By Ann McCreary
Twisp residents will be asked this year to approve a local sales tax increase of .2 percent to fund street maintenance and repair projects in town.
The Twisp Council voted unanimously last week to place a proposition on the August election ballot seeking the increase in sales taxes. Revenue from the sales tax will support a Transportation Benefit District (TBD) recently created by the Town Council.
The new sales tax will generate an estimated $45,242 for the district, which will fund street maintenance and repair projects that the town is currently unable to afford.
“We’re in a position where our streets are well past their useful life and every year that goes by they’re just crumbling,” said Public Works Director Andrew Denham.
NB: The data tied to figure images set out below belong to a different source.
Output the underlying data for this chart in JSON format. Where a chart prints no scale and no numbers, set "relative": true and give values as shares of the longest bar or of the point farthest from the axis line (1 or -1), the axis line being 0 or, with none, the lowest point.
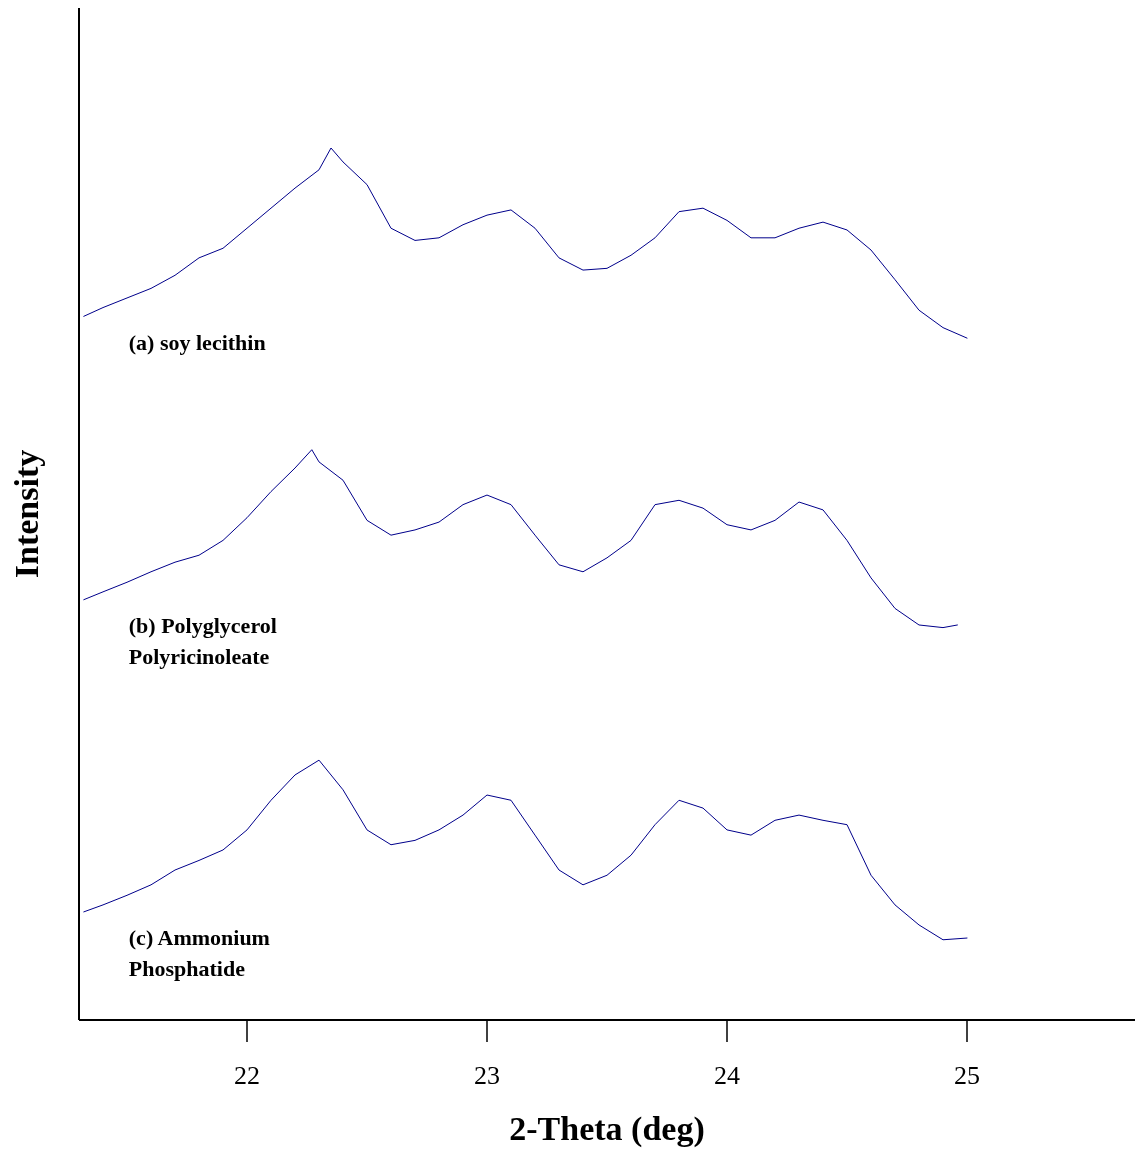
{
  "chart_data": {
    "type": "line",
    "relative": true,
    "xlabel": "2-Theta (deg)",
    "ylabel": "Intensity",
    "xlim": [
      21.3,
      25.7
    ],
    "xticks": [
      22,
      23,
      24,
      25
    ],
    "tick_labels": "x",
    "line_style": "solid",
    "series": [
      {
        "name": "(a) soy lecithin",
        "color": "#00008b",
        "x": [
          21.32,
          21.4,
          21.5,
          21.6,
          21.7,
          21.8,
          21.9,
          22.0,
          22.1,
          22.2,
          22.3,
          22.35,
          22.4,
          22.5,
          22.6,
          22.7,
          22.8,
          22.9,
          23.0,
          23.1,
          23.2,
          23.3,
          23.4,
          23.5,
          23.6,
          23.7,
          23.8,
          23.9,
          24.0,
          24.1,
          24.2,
          24.3,
          24.4,
          24.5,
          24.6,
          24.7,
          24.8,
          24.9,
          25.0
        ],
        "values": [
          0.807,
          0.817,
          0.828,
          0.839,
          0.854,
          0.874,
          0.885,
          0.908,
          0.931,
          0.954,
          0.975,
          1.0,
          0.984,
          0.958,
          0.908,
          0.894,
          0.897,
          0.912,
          0.923,
          0.929,
          0.908,
          0.874,
          0.86,
          0.862,
          0.877,
          0.897,
          0.927,
          0.931,
          0.917,
          0.897,
          0.897,
          0.908,
          0.915,
          0.906,
          0.883,
          0.849,
          0.814,
          0.794,
          0.782
        ]
      },
      {
        "name": "(b) Polyglycerol Polyricinoleate",
        "color": "#00008b",
        "x": [
          21.32,
          21.4,
          21.5,
          21.6,
          21.7,
          21.8,
          21.9,
          22.0,
          22.1,
          22.2,
          22.27,
          22.3,
          22.4,
          22.5,
          22.6,
          22.7,
          22.8,
          22.9,
          23.0,
          23.1,
          23.2,
          23.3,
          23.4,
          23.5,
          23.6,
          23.7,
          23.8,
          23.9,
          24.0,
          24.1,
          24.2,
          24.3,
          24.4,
          24.5,
          24.6,
          24.7,
          24.8,
          24.9,
          24.96
        ],
        "values": [
          0.482,
          0.491,
          0.502,
          0.514,
          0.525,
          0.533,
          0.55,
          0.576,
          0.606,
          0.633,
          0.654,
          0.64,
          0.619,
          0.573,
          0.556,
          0.562,
          0.571,
          0.591,
          0.602,
          0.591,
          0.556,
          0.522,
          0.514,
          0.53,
          0.55,
          0.591,
          0.596,
          0.587,
          0.568,
          0.562,
          0.573,
          0.594,
          0.585,
          0.55,
          0.507,
          0.472,
          0.453,
          0.45,
          0.453
        ]
      },
      {
        "name": "(c) Ammonium Phosphatide",
        "color": "#00008b",
        "x": [
          21.32,
          21.4,
          21.5,
          21.6,
          21.7,
          21.8,
          21.9,
          22.0,
          22.1,
          22.2,
          22.3,
          22.4,
          22.5,
          22.6,
          22.7,
          22.8,
          22.9,
          23.0,
          23.1,
          23.2,
          23.3,
          23.4,
          23.5,
          23.6,
          23.7,
          23.8,
          23.9,
          24.0,
          24.1,
          24.2,
          24.3,
          24.4,
          24.5,
          24.6,
          24.7,
          24.8,
          24.9,
          25.0
        ],
        "values": [
          0.124,
          0.132,
          0.143,
          0.155,
          0.172,
          0.183,
          0.195,
          0.218,
          0.252,
          0.281,
          0.298,
          0.264,
          0.218,
          0.201,
          0.206,
          0.218,
          0.235,
          0.258,
          0.252,
          0.212,
          0.172,
          0.155,
          0.166,
          0.189,
          0.224,
          0.252,
          0.243,
          0.218,
          0.212,
          0.229,
          0.235,
          0.229,
          0.224,
          0.166,
          0.132,
          0.109,
          0.092,
          0.094
        ]
      }
    ]
  }
}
Among other things, the revenue from a .2 percent sales tax would allow the town to allocate money for emergency road repairs and sidewalk and storm drain repairs. The town would also create reserve funds for equipment and vehicles used in street maintenance, and to provide matching money for state and federal transportation grants.
Denham developed a list of street projects that could be funded in the next five years if voters approve the sales tax. It includes repairing potholes, sealing cracks, pavement striping, and chip sealing sections of numerous streets in town that have gravel surfaces.
If approved by voters in August, the sales tax would start being collected early in 2017, and the transportation district would begin receiving revenues in spring.
Creating the TBD may enhance the town’s ability to obtain grants for transportation projects, because it demonstrates that the town can maintain investments in its streets, Denham said.
The district, created earlier this year by the Twisp Council to support street maintenance, is governed by the council.
In other business, the council voted to increase the daily admission fee for children at the Wagner Memorial Pool from $2.25 to $3, but left other pool fees in place. Scholarships are available for families that need assistance, town officials said.